Come integrano l’Esg nella governance
I criteri Esg, infine, vengono integrati in larga misura anche negli organi di governance delle compagnie di assicurazione. Un’integrazione, precisa Alessandra Diotallevi (responsabile coordinamento attività regolamentari e responsabile servizio bilanci e sostenibilità di Ania), che prende la forma di comitati e funzioni dedicate all’interno dell’organizzazione aziendale nella maggior parte dei casi a diretto riporto delle funzioni apicali (per cinque rispondenti), dell’area comunicazione (per due rispondenti) e dell’area finanza (per altre due). “Con nostro piacere abbiamo evidenziato un’elevata diffusione dell’integrazione degli indicatori di sostenibilità nella politica di remunerazione, qualitativi in sette casi, sia qualitativi che quantitativi in sei casi o solo quantitativi in quattro casi”, sottolinea Diotallevi. “Non ci stupisce il fatto che i ruoli cui si applicano questi indicatori siano ruoli apicali in quanto principali destinatari della quota variabile della remunerazione, quali amministratori delegati (per 14 rispondenti su 21) e dirigenti (sempre per 14 rispondenti su 21)”.
L’importanza della “S” per le assicurazioni
“È interessante notare un’attenzione alla parte sociale, evidenziata dal fatto che in riferimento agli Sdgs le rispondenti abbiano citato tematiche come la salute, il benessere e la parità di genere”, commenta Arianna Magni, head of institutional and international business development di Etica Sgr. “È vero che soprattutto dopo la pandemia i temi della lotta al cambiamento climatico siano in cima alle agende di tutti i governi, ma se vogliamo davvero indirizzare le nostre risorse verso un’economia sana e inclusiva non possiamo tralasciare la dimensione sociale, finora trascurata”. Un passaggio, interviene Virginia Antonini (head of sustainability and corporate communication di Reale Group), che pone gli operatori del settore dinanzi a una sfida. “La S rischia di rimanere nell’ombra, in quanto meno quantificabile della E e meno impattante della G”, avverte Antonini. “È un qualcosa di difficile da quantificare perché bisogna valutare l’impatto sulla vita delle persone.
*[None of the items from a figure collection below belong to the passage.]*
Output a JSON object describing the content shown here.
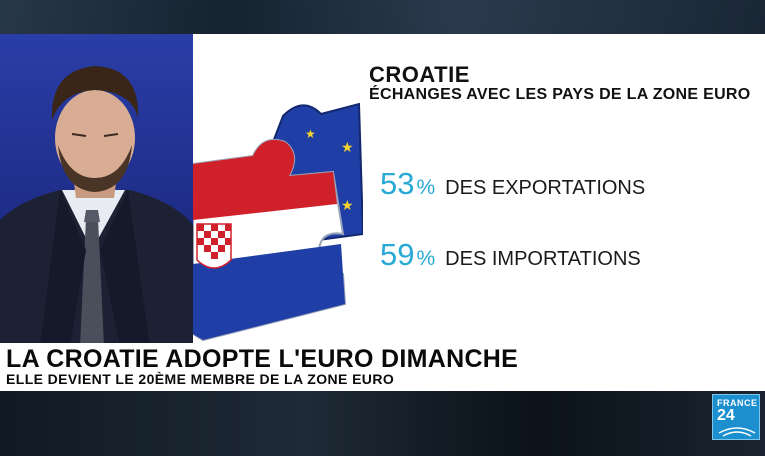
{
  "graphic": {
    "title": "CROATIE",
    "subtitle": "ÉCHANGES AVEC LES PAYS DE LA ZONE EURO",
    "stats": [
      {
        "value": "53",
        "unit": "%",
        "label": "DES EXPORTATIONS"
      },
      {
        "value": "59",
        "unit": "%",
        "label": "DES IMPORTATIONS"
      }
    ]
  },
  "lower_third": {
    "headline": "LA CROATIE ADOPTE L'EURO DIMANCHE",
    "subline": "ELLE DEVIENT LE 20ÈME MEMBRE DE LA ZONE EURO"
  },
  "logo": {
    "line1": "FRANCE",
    "line2": "24"
  },
  "colors": {
    "accent": "#28a9d6",
    "eu_blue": "#1f3fa6",
    "eu_star": "#f6d42a",
    "croatia_red": "#d0202a",
    "logo_blue": "#1c8fcf"
  }
}
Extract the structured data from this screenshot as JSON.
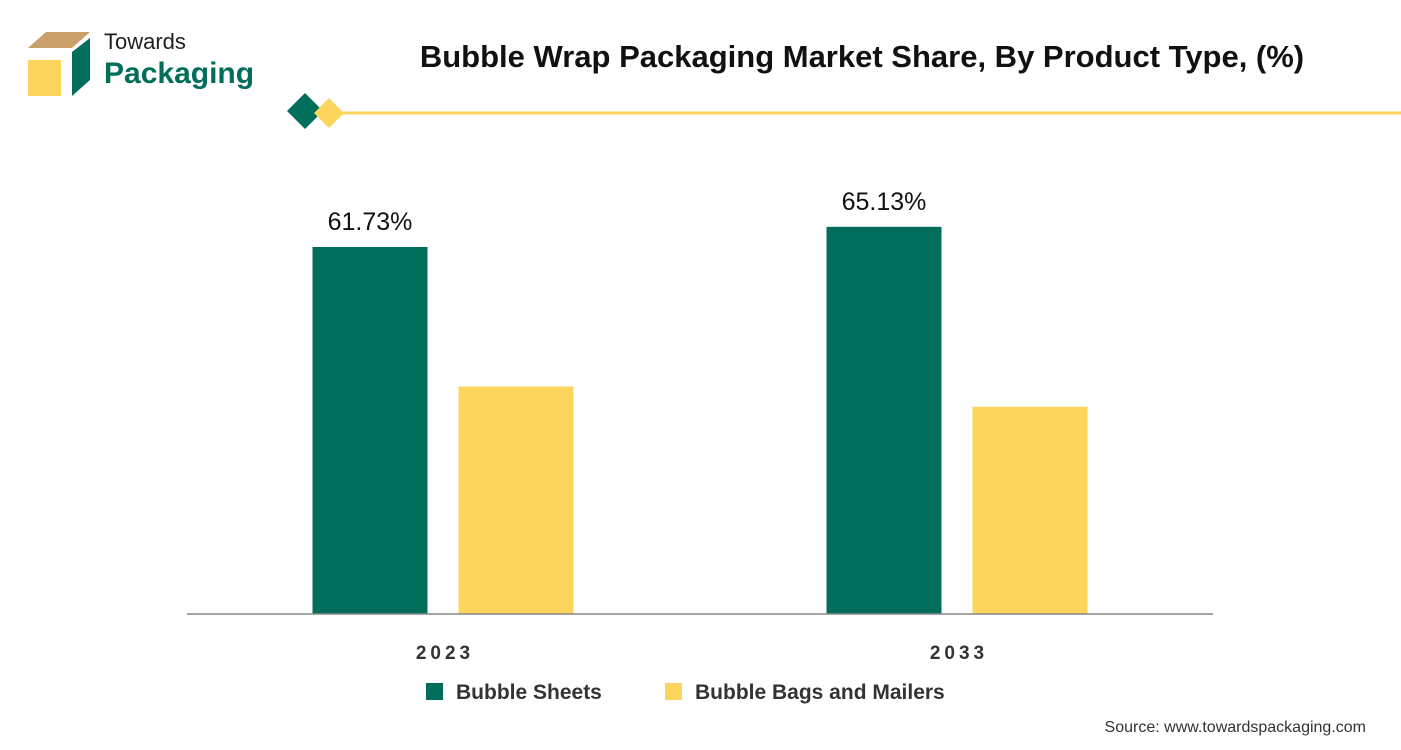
{
  "header": {
    "brand_line1": "Towards",
    "brand_line2": "Packaging"
  },
  "source": "Source: www.towardspackaging.com",
  "colors": {
    "series_1": "#006e5a",
    "series_2": "#fdd55c",
    "logo_tan": "#c9a06a",
    "logo_yellow": "#fdd55c",
    "logo_green": "#006e5a",
    "rule": "#fdd55c"
  },
  "chart_data": {
    "type": "bar",
    "title": "Bubble Wrap Packaging Market Share, By Product Type, (%)",
    "categories": [
      "2023",
      "2033"
    ],
    "series": [
      {
        "name": "Bubble Sheets",
        "values": [
          61.73,
          65.13
        ],
        "labels": [
          "61.73%",
          "65.13%"
        ],
        "color": "#006e5a"
      },
      {
        "name": "Bubble Bags and Mailers",
        "values": [
          38.27,
          34.87
        ],
        "labels": [
          "",
          ""
        ],
        "color": "#fdd55c"
      }
    ],
    "ylim": [
      0,
      70
    ],
    "grid": false,
    "legend": "bottom-center"
  }
}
Ma non è l’unica criticità che compagnie e gruppi assicurativi si trovano ad affrontare. Tra queste, l’assenza di una base dati che consenta loro di mappare la catena del valore come richiesto dalla normativa europea ma anche la difficoltà di innovazione. Dobbiamo scavare nei nostri 200 anni di storia per introdurre questi principi nella mentalità delle persone”.